Looking more closely at the affected vaccines reveals why medical experts are concerned. For hepatitis A, a highly contagious virus that spreads person-to-person or through contaminated food, the vaccine has dramatically reduced incidence from 12 cases per 100,000 in 1995 to just 0.7 per 100,000 in 2022. As Handy points out, having a shared decision making conversation about hepatitis A risk is essentially “asking someone if they are going to eat,” which is “just not a practical conversation to have.” Similarly, the hepatitis B birth dose has been critical in preventing chronic infections in newborns, who face a one-in-four chance of premature death from complications if infected. For meningococcal disease, a fast-moving and potentially deadly infection with a case fatality rate of 4-20%, vaccination had been universally recommended for adolescents who frequently gather in close quarters and share drinks—essentially all teenagers.
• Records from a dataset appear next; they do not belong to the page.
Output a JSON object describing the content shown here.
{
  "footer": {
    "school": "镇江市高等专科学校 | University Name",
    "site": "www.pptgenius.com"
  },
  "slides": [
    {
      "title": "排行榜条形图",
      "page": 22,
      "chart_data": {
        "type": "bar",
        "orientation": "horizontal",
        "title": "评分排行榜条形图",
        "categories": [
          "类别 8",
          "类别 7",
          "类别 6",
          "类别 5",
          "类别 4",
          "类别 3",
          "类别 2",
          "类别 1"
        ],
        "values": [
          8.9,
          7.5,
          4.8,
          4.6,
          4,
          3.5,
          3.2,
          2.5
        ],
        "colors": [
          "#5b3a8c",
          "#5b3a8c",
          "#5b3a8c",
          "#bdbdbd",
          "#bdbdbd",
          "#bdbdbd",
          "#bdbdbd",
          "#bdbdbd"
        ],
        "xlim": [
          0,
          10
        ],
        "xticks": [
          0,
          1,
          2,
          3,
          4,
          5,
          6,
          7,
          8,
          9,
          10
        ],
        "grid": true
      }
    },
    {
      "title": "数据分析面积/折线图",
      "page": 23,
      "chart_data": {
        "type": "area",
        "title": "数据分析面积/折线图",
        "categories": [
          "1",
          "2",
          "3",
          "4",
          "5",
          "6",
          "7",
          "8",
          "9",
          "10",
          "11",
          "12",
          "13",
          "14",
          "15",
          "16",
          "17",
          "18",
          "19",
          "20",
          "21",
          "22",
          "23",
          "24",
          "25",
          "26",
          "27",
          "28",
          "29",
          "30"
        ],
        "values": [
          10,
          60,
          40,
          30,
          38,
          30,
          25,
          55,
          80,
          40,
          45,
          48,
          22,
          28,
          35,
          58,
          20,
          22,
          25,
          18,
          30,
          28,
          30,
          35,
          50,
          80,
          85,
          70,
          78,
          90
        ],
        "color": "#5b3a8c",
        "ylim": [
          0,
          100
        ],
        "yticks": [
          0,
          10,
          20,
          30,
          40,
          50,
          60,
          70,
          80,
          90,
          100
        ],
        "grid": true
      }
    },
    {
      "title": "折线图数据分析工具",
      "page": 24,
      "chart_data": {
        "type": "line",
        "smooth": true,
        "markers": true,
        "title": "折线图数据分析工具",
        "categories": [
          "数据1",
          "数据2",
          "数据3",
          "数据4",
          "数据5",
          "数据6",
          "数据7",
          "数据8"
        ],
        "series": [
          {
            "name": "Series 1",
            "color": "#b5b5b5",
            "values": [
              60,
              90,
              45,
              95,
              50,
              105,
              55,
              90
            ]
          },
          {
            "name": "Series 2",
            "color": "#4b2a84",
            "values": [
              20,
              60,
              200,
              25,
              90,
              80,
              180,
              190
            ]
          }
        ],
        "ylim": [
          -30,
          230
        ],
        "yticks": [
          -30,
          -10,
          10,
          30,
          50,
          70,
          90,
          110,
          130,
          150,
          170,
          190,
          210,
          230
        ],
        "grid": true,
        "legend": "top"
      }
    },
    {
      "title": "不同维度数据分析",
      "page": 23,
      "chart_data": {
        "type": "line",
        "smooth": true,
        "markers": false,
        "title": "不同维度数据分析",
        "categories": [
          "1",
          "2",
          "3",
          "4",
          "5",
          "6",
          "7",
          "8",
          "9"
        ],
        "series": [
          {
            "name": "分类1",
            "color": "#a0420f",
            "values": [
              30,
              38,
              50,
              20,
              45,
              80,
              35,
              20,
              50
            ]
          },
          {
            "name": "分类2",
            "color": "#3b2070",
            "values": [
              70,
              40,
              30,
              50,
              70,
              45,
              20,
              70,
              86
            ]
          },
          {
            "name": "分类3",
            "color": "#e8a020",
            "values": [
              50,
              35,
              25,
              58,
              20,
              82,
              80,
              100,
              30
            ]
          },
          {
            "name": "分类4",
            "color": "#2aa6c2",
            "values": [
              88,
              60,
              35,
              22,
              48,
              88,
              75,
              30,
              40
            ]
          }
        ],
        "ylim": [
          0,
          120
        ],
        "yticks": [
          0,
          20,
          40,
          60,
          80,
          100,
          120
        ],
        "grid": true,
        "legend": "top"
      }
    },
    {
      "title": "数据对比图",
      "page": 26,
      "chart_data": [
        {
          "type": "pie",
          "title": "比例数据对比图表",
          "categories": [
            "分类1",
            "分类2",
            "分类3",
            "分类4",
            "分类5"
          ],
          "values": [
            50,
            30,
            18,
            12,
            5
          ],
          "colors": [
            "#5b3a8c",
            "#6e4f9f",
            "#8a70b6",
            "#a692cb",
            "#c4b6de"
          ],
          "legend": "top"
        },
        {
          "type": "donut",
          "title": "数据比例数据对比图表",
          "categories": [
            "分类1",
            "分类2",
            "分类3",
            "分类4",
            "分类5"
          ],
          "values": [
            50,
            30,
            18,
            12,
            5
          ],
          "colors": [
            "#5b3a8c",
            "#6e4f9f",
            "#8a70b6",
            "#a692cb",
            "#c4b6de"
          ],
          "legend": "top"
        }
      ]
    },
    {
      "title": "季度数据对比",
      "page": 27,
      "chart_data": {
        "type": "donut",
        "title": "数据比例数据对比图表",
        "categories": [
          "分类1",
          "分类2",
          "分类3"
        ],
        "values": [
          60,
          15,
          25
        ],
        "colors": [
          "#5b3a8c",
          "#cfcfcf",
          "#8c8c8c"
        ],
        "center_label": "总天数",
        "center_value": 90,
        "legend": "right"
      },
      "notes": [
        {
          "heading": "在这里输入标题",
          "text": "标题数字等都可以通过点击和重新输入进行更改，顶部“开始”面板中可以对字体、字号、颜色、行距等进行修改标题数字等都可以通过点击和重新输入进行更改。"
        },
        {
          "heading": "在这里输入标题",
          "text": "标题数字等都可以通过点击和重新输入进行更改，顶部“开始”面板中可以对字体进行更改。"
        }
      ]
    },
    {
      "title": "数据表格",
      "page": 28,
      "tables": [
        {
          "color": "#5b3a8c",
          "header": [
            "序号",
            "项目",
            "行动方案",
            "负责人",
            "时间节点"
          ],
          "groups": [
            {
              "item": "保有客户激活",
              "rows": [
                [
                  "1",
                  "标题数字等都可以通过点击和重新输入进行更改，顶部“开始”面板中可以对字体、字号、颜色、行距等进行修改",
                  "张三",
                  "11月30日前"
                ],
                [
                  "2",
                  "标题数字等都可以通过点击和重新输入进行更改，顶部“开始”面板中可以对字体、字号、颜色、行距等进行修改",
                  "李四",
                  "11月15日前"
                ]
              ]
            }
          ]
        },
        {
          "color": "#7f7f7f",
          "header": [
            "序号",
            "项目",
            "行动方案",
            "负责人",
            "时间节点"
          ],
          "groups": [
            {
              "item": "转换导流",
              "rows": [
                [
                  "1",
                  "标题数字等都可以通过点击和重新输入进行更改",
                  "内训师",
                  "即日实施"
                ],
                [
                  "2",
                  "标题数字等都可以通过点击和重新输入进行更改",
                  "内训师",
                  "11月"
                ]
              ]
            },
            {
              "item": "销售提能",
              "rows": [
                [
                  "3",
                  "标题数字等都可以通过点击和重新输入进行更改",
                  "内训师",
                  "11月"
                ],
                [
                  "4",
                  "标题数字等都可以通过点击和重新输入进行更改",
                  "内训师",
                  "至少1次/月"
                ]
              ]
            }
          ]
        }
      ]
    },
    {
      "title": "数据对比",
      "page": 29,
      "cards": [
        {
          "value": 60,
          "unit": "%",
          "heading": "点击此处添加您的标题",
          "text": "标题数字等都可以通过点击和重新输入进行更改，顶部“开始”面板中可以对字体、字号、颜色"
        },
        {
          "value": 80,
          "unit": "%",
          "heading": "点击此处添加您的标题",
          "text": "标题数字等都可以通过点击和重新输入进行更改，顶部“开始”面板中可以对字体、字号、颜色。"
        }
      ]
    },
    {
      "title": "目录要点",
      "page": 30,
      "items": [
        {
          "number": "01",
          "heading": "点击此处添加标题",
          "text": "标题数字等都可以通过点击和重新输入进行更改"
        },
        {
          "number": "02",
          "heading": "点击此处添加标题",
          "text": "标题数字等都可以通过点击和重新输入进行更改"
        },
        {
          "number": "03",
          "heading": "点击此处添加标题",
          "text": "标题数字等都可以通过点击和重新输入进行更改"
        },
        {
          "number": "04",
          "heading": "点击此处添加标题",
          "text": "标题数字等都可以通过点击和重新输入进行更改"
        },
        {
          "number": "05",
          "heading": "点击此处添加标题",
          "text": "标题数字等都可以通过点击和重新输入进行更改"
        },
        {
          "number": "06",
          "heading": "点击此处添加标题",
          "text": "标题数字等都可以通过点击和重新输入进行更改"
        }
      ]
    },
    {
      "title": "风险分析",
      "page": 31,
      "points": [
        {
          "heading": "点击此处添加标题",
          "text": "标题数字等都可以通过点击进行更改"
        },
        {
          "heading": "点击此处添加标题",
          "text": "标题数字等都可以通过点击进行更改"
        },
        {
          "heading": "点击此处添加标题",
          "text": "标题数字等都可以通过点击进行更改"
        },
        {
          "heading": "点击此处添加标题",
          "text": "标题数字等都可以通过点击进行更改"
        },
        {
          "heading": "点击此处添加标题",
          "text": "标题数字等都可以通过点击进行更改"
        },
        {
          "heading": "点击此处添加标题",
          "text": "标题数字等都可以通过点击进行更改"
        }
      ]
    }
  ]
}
The influenza vaccine’s redesignation is particularly concerning following the 2024-2025 flu season, which saw more childhood deaths (280) than any non-pandemic flu year since recordkeeping began in 2004. Data showed that 89% of children with available vaccination status who died were not fully immunized against flu. Even when vaccines don’t perfectly match circulating strains, they still provide substantial protection—this season’s flu vaccine offers 72-75% effectiveness against emergency department visits and hospital admissions for children and adolescents. Similarly, rotavirus vaccination, universally recommended since 2006, has significantly reduced hospitalizations for severe gastroenteritis in children under 5, from 76 per 10,000 in the pre-vaccine era to 34 per 10,000 by 2012.

With the administration stepping back from decades of robust vaccine policy, parents and healthcare providers can still look to the American Academy of Pediatrics childhood vaccine schedule, which previously aligned with CDC recommendations. Dr. Handy emphasizes that “clinicians can 100% continue to follow the schedule as laid out by the AAP,” while Dr. Scott advises, “When the federal government and pediatricians disagree, I would say trust the pediatricians.” The science supporting universal recommendation of these vaccines remains unchanged, but parents may now need to be more proactive during pediatric appointments to ensure their children remain up-to-date on vaccinations. Several states have already committed to maintaining previous vaccination schedules, with some forming alliances like the West Coast Health Alliance (California, Oregon, Washington, and Hawaii) to preserve public health policies no longer endorsed by the federal government and provide accurate information to the public.